Tuesday, May 17, 2011
The "Plan".
- wake up around 5:30 am, get everything in the car, eat a little bit and at the very last moment, put Piper in the car. She won't be able to eat or drink anything, so I'm hoping she stays sleepy or at least entertained by the car ride. (we are using Matt's work car, the Yaris, this week due to it's fuel efficiency and how well it fits into Vancouver parking stalls. Cha-ching!)
- Leave around 6am, get to the hospital around 7ish and sign her into the day-care clinic. Here she might get her blood pressure taken, temp and some other vitals. Good luck guys! This baby is gonna be hungry and pissed at you regardless. That is my prediction.
- At some point near the end, after she's in her little robe, with maybe a bit of stuff on her hand to numb it for the IV, she'll be given midazolam to calm her down and remove her fear and anxiety. It also kinda makes her look and sound pretty drunk. But this is a nice way for her to calm down and not remember the next little while. I'll have to remember to say a proper goodbye before she gets it, as last time I kinda missed out on that.
- Around 8am she will be getting handed off to a nurse or possibly the anaesthesiologist (A) to start some more serious sedation. The A we saw on Monday was awesome (pretty much a 40+ surfer dude, with a very groovy vibe) and said we might be able to go a little further with her, maybe able to be with her as her IV gets put in. We'll see. They usually want to keep parents out of the serious stuff and keep them in the waiting areas.

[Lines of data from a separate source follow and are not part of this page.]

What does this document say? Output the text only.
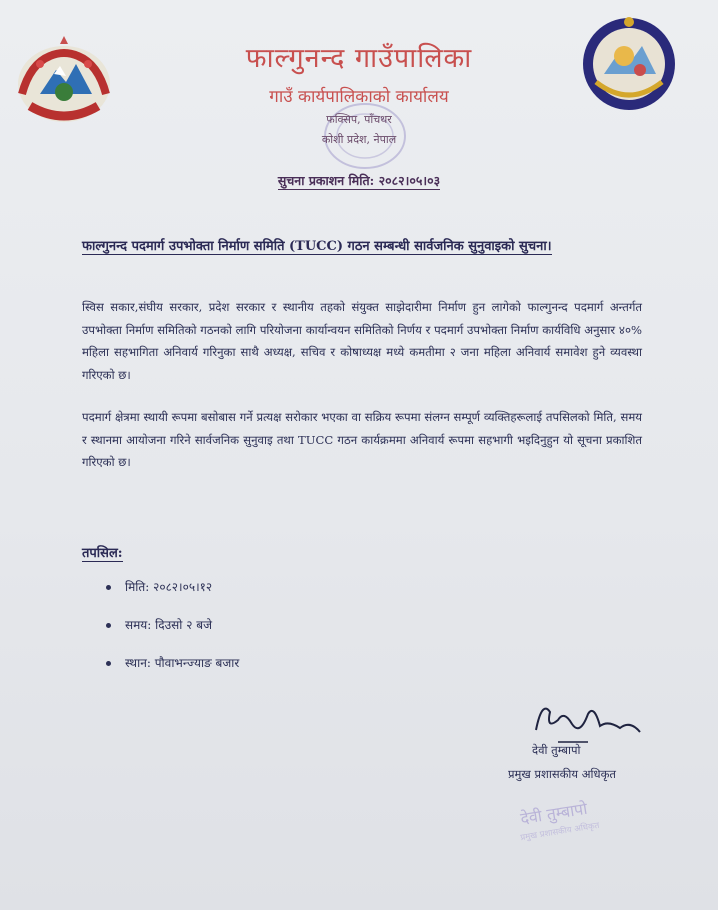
फाल्गुनन्द गाउँपालिका
गाउँ कार्यपालिकाको कार्यालय
फक्सिप, पाँचथर
कोशी प्रदेश, नेपाल
सुचना प्रकाशन मिति: २०८२।०५।०३
फाल्गुनन्द पदमार्ग उपभोक्ता निर्माण समिति (TUCC) गठन सम्बन्धी सार्वजनिक सुनुवाइको सुचना।
स्विस सकार,संघीय सरकार, प्रदेश सरकार र स्थानीय तहको संयुक्त साझेदारीमा निर्माण हुन लागेको फाल्गुनन्द पदमार्ग अन्तर्गत उपभोक्ता निर्माण समितिको गठनको लागि परियोजना कार्यान्वयन समितिको निर्णय र पदमार्ग उपभोक्ता निर्माण कार्यविधि अनुसार ४०% महिला सहभागिता अनिवार्य गरिनुका साथै अध्यक्ष, सचिव र कोषाध्यक्ष मध्ये कमतीमा २ जना महिला अनिवार्य समावेश हुने व्यवस्था गरिएको छ।
पदमार्ग क्षेत्रमा स्थायी रूपमा बसोबास गर्ने प्रत्यक्ष सरोकार भएका वा सक्रिय रूपमा संलग्न सम्पूर्ण व्यक्तिहरूलाई तपसिलको मिति, समय र स्थानमा आयोजना गरिने सार्वजनिक सुनुवाइ तथा TUCC गठन कार्यक्रममा अनिवार्य रूपमा सहभागी भइदिनुहुन यो सूचना प्रकाशित गरिएको छ।
तपसिल:
मिति: २०८२।०५।१२
समय: दिउसो २ बजे
स्थान: पौवाभन्ज्याङ बजार
देवी तुम्बापो
प्रमुख प्रशासकीय अधिकृत
देवी तुम्बापो
प्रमुख प्रशासकीय अधिकृत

- Then, we'll leave our numbers on the white board and we'll head to breakfast at a pannakoek house. We'll try to relax, try to chat. Try to imagine we are just having a random breakfast in Vancouver with nothing else to do.

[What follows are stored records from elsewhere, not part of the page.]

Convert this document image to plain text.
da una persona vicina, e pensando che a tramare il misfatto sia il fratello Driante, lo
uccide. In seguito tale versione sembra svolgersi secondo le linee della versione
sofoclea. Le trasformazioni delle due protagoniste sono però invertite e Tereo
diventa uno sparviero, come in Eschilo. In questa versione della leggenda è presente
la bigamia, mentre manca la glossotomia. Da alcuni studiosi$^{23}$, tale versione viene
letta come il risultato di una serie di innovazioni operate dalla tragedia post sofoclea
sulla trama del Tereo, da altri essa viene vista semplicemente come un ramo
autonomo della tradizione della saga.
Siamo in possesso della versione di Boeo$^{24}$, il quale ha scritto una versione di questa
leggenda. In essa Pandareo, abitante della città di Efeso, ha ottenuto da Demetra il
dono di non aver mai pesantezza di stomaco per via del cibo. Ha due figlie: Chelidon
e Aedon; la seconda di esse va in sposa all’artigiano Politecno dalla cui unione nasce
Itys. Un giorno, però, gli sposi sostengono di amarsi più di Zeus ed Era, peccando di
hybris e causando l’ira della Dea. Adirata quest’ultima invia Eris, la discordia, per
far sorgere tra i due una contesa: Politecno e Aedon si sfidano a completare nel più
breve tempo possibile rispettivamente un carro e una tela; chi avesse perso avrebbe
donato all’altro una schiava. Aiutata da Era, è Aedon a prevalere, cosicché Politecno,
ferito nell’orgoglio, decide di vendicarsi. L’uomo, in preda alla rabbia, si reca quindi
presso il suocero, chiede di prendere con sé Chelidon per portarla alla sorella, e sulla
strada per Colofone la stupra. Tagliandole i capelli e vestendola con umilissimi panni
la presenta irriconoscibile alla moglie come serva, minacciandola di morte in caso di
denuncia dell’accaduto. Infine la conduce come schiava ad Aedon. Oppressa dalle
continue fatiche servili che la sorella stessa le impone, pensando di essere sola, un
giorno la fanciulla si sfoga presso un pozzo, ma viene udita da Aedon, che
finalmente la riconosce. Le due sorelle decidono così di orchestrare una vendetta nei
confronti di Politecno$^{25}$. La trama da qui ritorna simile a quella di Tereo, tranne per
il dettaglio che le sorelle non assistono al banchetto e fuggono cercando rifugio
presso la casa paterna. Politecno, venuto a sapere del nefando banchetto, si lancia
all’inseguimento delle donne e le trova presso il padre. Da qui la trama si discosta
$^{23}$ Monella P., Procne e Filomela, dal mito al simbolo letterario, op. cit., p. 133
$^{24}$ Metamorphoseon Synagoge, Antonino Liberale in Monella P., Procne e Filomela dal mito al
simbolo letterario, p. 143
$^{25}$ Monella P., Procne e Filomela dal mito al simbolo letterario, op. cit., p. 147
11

- Maybe then we'll go to MEC, as we've got a bit of a list of things to look at there, and now have some birthday money :)

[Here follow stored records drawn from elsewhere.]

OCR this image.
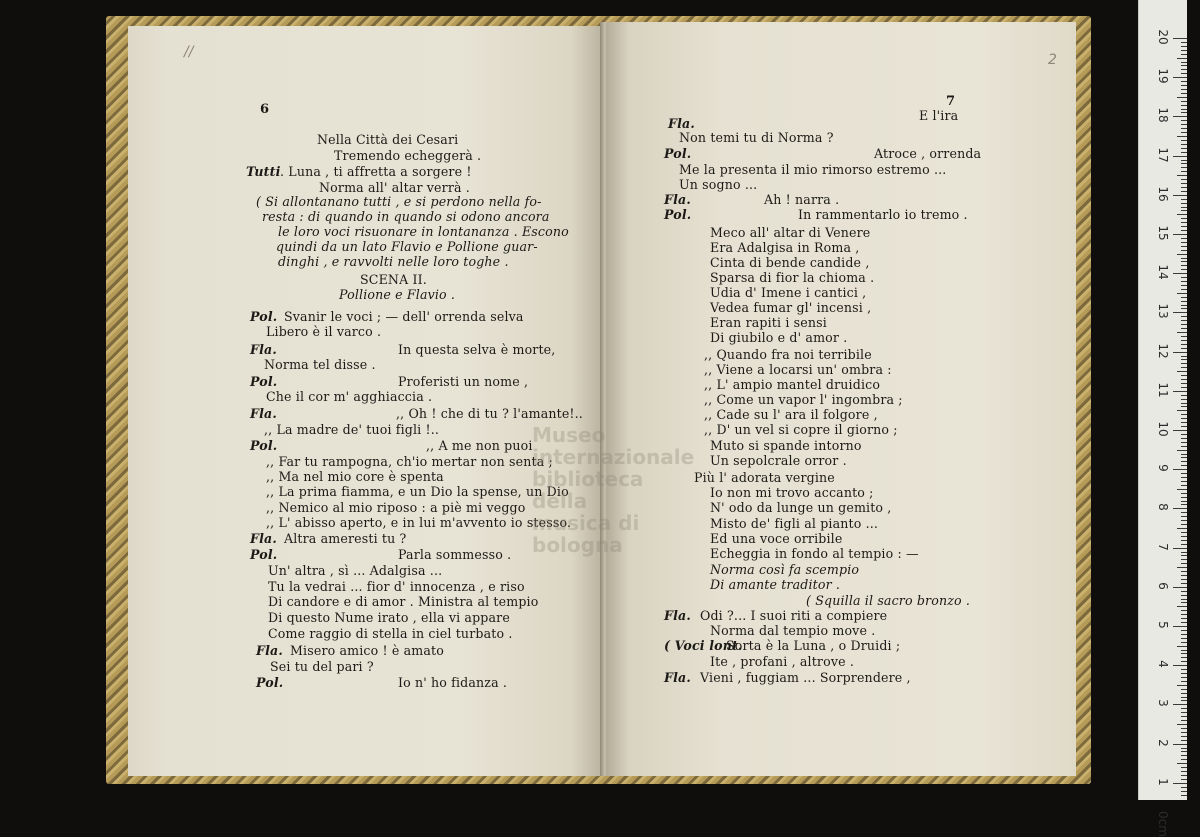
//
6
Nella Città dei Cesari
Tremendo echeggerà .
Tutti . Luna , ti affretta a sorgere !
Norma all' altar verrà .
( Si allontanano tutti , e si perdono nella fo-
resta : di quando in quando si odono ancora
le loro voci risuonare in lontananza . Escono
quindi da un lato Flavio e Pollione guar-
dinghi , e ravvolti nelle loro toghe .
SCENA II.
Pollione e Flavio .
Pol. Svanir le voci ; — dell' orrenda selva
Libero è il varco .
Fla.	In questa selva è morte,
Norma tel disse .
Pol.	Proferisti un nome ,
Che il cor m' agghiaccia .
Fla.	,, Oh ! che di tu ? l'amante!..
,, La madre de' tuoi figli !..
Pol.	,, A me non puoi
,, Far tu rampogna, ch'io mertar non senta ;
,, Ma nel mio core è spenta
,, La prima fiamma, e un Dio la spense, un Dio
,, Nemico al mio riposo : a piè mi veggo
,, L' abisso aperto, e in lui m'avvento io stesso.
Fla. Altra ameresti tu ?
Pol.	Parla sommesso .
Un' altra , sì ... Adalgisa ...
Tu la vedrai ... fior d' innocenza , e riso
Di candore e di amor . Ministra al tempio
Di questo Nume irato , ella vi appare
Come raggio di stella in ciel turbato .
Fla. Misero amico ! è amato
Sei tu del pari ?
Pol.	Io n' ho fidanza .
2
7
E l'ira
Fla.
Non temi tu di Norma ?
Pol.	Atroce , orrenda
Me la presenta il mio rimorso estremo ...
Un sogno ...
Fla.	Ah ! narra .
Pol.	In rammentarlo io tremo .
Meco all' altar di Venere
Era Adalgisa in Roma ,
Cinta di bende candide ,
Sparsa di fior la chioma .
Udia d' Imene i cantici ,
Vedea fumar gl' incensi ,
Eran rapiti i sensi
Di giubilo e d' amor .
,, Quando fra noi terribile
,, Viene a locarsi un' ombra :
,, L' ampio mantel druidico
,, Come un vapor l' ingombra ;
,, Cade su l' ara il folgore ,
,, D' un vel si copre il giorno ;
Muto si spande intorno
Un sepolcrale orror .
Più l' adorata vergine
Io non mi trovo accanto ;
N' odo da lunge un gemito ,
Misto de' figli al pianto ...
Ed una voce orribile
Echeggia in fondo al tempio : —
Norma così fa scempio
Di amante traditor .
( Squilla il sacro bronzo .
Fla. Odi ?... I suoi riti a compiere
Norma dal tempio move .
( Voci lont.
Sorta è la Luna , o Druidi ;
Ite , profani , altrove .
Fla. Vieni , fuggiam ... Sorprendere ,
Museo internazionale
biblioteca della
musica di
bologna
20
19
18
17
16
15
14
13
12
11
10
9
8
7
6
5
4
3
2
1
0cm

- We'll try to head back for about 11am, as they said surgery should take approximately 4 hours, so we'd like to be there early. We might wait in the ICU waiting room, have a snack, read, or watch something (gotta remember to bring headphones!)
- Then we'll get to talk to the surgeon (can I tell you again how wonderful he is!) and get the run down on what happened in the OR.
- After this, we should be able to go and see her in the ICU. Apparently, she will come out of the OR extubated, which is a huge step! This is all due to a new drug they use that speeds recovery and helps enormously with post-op pain etc. I will get the name for you all, but at the moment all I can remember is "dexa-___-___-___-ene" or something like that. Anyways, she will not be on a ventilator, but will probably still have oxygen up her nose. She'll have only 1 chest tube, and still have the pacer wires that are there just in case she needs a "jump" (bad joke), which they've told us is quite unlikely. She'll have a central line in her neck, and an IV and blood-withdrawing line in her hand. No feeding tube down the nose/throat this time, as they are saying that with this new drug, she could most likely be eating the next morning. Say whaaaaat? Yeah, big things have happened in 14 months.
- Then we'll see what needs to happen, and how Piper is doing. We'll bring snacks and books and see what we want to do. We might step out for some lunch, or visit some of the people we know in the hospital. Tomorrow is a flexible day.
- After the most of the day (we like to meet the night nurse, so after 7:30pm), we'll see how Piper is doing, and whether or not we come home for a sleep or stay with my sister and bro-in-law at UBC. If Piper is looking like she might be quite alert, we might want to stay close, but if she seems like she might need to sleep things off, we might head home. I am leaning towards coming home as I know the next few days will be a little tiring, so it's always nice to be in your own bed. Not sure yet. We're packing our sleepover clothes, but we're leaving that up in the air.